Sorti sur les écrans en 2010, le Gainsbourg (vie héroïque) de Joann Sfar est davantage un conte qu’un film biographique conventionnel. Pour son premier long-métrage, le célèbre bédéiste souhaitait surtout raconter l’homme à la tête de chou et son œuvre à travers quelques rencontres féminines déterminantes dans sa vie.

Près de 20 ans après sa mort, derrière la façade « graffitée » de son hôtel particulier de la rue de Verneuil à Paris, Serge Gainsbourg renaissait sur les écrans sous la direction d’un débutant en matière de réalisation. Le célèbre bédéiste Joann Sfar, auteur entre autres du Chat du rabbin, n’avait pas choisi le sujet le plus facile à traiter, mais il s’en était tiré avec les honneurs en signant une œuvre poétique transgressant la réalité, lui qui déclarait à l’époque que « l’authenticité ne se situe pas nécessairement dans la vérité ». L’ancien étudiant en philo avait opté pour un conte cinématographique, plutôt qu’un film conventionnel, pour évoquer la vie et l’œuvre d’un artiste qui composa beaucoup pour les autres avant de connaître le succès sur le tard. Si le style narratif de Gainsbourg (vie héroïque) s’avère linéaire, la forme se taille la part de l’audace, ce qui rend le film captivant. La fantaisie vient ainsi sublimer les aspects les plus sombres de l’artiste, évoqués par un double, « La Gueule », une marionnette géante imaginée par le cinéaste qui poursuit l’homme à la tête de chou comme sa mauvaise conscience.

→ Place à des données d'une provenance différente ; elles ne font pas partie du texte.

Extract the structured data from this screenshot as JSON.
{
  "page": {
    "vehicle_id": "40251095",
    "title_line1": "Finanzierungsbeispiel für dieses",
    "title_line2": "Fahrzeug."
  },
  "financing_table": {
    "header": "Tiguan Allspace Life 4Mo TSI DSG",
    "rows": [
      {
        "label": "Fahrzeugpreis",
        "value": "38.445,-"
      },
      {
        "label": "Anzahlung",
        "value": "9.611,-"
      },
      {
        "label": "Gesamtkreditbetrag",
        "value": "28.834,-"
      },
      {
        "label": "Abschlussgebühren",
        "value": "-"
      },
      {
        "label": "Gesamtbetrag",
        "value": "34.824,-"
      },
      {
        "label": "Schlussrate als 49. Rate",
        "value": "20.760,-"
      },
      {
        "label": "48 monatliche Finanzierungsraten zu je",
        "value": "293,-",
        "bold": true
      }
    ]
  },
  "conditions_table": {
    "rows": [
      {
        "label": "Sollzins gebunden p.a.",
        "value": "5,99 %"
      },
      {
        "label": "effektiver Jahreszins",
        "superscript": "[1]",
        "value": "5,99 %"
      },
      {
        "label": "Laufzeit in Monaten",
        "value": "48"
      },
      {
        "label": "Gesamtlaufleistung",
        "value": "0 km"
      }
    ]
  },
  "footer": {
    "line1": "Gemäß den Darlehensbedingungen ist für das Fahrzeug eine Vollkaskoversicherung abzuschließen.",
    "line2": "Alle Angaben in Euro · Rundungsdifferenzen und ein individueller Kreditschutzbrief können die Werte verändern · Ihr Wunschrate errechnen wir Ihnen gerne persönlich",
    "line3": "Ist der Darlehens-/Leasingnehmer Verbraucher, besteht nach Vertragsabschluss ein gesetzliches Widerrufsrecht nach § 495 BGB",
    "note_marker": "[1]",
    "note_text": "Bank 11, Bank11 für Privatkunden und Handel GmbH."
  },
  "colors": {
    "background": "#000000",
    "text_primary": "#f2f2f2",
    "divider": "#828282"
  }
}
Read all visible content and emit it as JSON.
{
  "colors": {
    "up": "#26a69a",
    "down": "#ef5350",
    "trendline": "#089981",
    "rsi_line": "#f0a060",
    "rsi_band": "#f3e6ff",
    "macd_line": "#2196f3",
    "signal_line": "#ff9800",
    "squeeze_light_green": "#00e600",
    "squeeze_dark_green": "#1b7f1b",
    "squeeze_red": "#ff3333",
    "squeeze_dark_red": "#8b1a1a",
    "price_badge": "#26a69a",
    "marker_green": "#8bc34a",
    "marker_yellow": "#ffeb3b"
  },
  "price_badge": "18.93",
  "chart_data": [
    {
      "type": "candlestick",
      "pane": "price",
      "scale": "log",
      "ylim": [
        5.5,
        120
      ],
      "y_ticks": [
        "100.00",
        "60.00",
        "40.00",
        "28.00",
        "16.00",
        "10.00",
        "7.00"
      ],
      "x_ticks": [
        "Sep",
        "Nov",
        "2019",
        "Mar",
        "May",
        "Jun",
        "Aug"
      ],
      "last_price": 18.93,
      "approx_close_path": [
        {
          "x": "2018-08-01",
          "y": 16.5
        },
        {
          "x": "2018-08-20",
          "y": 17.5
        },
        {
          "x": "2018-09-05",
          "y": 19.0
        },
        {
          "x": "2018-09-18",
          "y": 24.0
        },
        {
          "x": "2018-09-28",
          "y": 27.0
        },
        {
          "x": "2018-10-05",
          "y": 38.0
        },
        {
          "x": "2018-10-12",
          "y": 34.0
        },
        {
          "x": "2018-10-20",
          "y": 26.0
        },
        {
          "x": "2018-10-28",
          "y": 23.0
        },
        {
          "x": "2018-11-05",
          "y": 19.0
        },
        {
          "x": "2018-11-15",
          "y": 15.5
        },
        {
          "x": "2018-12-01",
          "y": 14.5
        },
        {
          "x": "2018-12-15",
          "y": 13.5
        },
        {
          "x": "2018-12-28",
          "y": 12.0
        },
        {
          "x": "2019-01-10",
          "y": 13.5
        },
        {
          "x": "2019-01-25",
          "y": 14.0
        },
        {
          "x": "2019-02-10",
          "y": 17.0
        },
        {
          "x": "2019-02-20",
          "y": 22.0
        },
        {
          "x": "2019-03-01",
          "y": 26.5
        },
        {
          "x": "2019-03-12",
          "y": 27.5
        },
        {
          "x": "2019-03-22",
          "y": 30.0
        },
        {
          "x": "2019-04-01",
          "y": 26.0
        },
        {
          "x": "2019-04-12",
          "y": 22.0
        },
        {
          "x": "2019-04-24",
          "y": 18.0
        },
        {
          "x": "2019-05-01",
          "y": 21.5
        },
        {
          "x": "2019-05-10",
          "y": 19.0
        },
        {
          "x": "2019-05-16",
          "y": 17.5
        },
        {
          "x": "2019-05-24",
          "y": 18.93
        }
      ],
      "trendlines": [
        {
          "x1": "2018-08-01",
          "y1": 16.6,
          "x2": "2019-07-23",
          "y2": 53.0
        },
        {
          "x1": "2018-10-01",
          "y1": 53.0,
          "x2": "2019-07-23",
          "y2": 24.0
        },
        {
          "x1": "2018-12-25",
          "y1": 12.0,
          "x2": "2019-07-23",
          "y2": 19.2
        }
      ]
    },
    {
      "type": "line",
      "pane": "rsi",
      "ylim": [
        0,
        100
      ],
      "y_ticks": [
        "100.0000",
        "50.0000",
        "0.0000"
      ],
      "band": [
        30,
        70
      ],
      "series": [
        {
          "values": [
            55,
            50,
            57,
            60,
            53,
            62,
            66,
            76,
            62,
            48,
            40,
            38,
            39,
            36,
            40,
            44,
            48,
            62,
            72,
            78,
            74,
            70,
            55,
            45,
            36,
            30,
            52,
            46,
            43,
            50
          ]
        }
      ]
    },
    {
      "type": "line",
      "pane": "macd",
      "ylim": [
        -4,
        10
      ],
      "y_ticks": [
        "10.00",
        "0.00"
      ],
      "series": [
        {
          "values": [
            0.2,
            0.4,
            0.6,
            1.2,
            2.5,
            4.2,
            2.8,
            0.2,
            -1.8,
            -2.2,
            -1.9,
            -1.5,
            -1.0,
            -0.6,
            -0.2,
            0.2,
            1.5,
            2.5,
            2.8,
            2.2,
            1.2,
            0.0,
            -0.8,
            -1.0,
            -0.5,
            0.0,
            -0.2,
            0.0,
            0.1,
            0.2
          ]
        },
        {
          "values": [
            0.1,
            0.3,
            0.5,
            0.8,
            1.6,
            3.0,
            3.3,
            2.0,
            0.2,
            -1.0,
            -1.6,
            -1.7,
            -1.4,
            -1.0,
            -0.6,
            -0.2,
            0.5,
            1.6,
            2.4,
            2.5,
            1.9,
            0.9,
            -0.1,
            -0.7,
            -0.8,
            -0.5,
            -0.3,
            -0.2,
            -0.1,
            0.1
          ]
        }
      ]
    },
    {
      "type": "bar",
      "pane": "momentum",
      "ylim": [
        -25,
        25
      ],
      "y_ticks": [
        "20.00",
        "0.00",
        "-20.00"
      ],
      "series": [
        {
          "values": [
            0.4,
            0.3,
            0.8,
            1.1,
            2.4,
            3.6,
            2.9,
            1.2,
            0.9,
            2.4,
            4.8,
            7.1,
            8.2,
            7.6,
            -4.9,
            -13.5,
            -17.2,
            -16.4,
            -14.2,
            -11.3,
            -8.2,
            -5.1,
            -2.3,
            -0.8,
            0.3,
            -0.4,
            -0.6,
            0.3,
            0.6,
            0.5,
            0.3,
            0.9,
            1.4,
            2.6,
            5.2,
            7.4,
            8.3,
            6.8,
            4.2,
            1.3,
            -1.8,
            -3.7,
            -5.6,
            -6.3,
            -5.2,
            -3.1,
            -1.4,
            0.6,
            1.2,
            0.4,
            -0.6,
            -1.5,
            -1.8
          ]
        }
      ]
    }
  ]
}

Les femmes sont très présentes dans cette histoire. Gainsbourg (vie héroïque) s’attarde sur ces rencontres qui furent « l’authenticité ne se situe pas nécessairement dans la vérité ».marquantes, sur un plan professionnel ou intime, pour celui qui se rêvait peintre avant d’épouser la musique. Aucune des muses qui ont nourri son univers ne manque à l’appel : Juliette Gréco (Anna Mouglalis), France Gall (Sara Forestier), Brigitte Bardot (Laeticia Casta), Jane Birkin (Lucy Gordon) et Bambou (Mylène Jampanoï), qui fut la dernière compagne de l’auteur-compositeur-interprète. Un autre nom aurait pu s’ajouter à la liste, celui de sa fille Charlotte, à laquelle Sfar avait d’abord songé pour incarner son père. Cette dernière avait finalement jeté l’éponge, en raison de la charge émotive, trop forte, liée à ce rôle. L’acteur Eric Elmosnino (qui portait des prothèses de nez et d’oreilles pour accentuer la ressemblance) en avait finalement hérité, en évitant de tomber dans la caricature. Il avait confié à l’époque que sa méconnaissance du personnage l’avait servi. « Sa musique ne m’intéressait pas, c’était pas ma tasse de thé. Heureusement d’ailleurs, sinon j’aurais été terriblement intimidé. »

Et puis il y a les chansons de Gainsbourg, qui bornent ce conte et servent de points d’ancrage à la réalité dans un film flirtant avec l’imaginaire. Des morceaux choisis en fonction du scénario. « Il ne s’agissait pas simplement d’aligner les succès, mais plutôt de révéler des facettes du personnage à travers son œuvre », justifiait Joann Sfar. Une œuvre qui fit souffler un vent nouveau dans le monde de la musique populaire française.


L’hypothétique musée

Pourra-t-on visiter un jour la maison de Gainsbourg ? L’idée d’en faire un musée ne date pas d’hier. Dans un entretien accordé au Parisien en avril 2018, sa fille Charlotte, favorable à une ouverture au public, expliquait faire tout son possible pour que ce vieux projet aboutisse. Elle était alors en quête de financements, et évoquait un soutien éventuel de la mairie de Paris. On sentait poindre dans ses propos une certaine lassitude, elle qui précisait au passage que si rien n’était fait dans un avenir proche, elle arrêterait. Pour mémoire, l’hôtel particulier de la rue de Verneuil avait servi de décor au clip de la chanson Lying With You, tirée de son album Rest, sorti en 2017. Le site du photographe Tony Frank révèle aussi l’intimité de ce sanctuaire aux murs noirs, à travers près d’une centaine de photos. Des clichés que l’on retrouve dans le livre Gainsbourg, 5 bis rue de Verneuil, véritable immersion dans ce lieu fascinant où rien n’a bougé depuis la mort de l’homme aux Repetto, en 1991.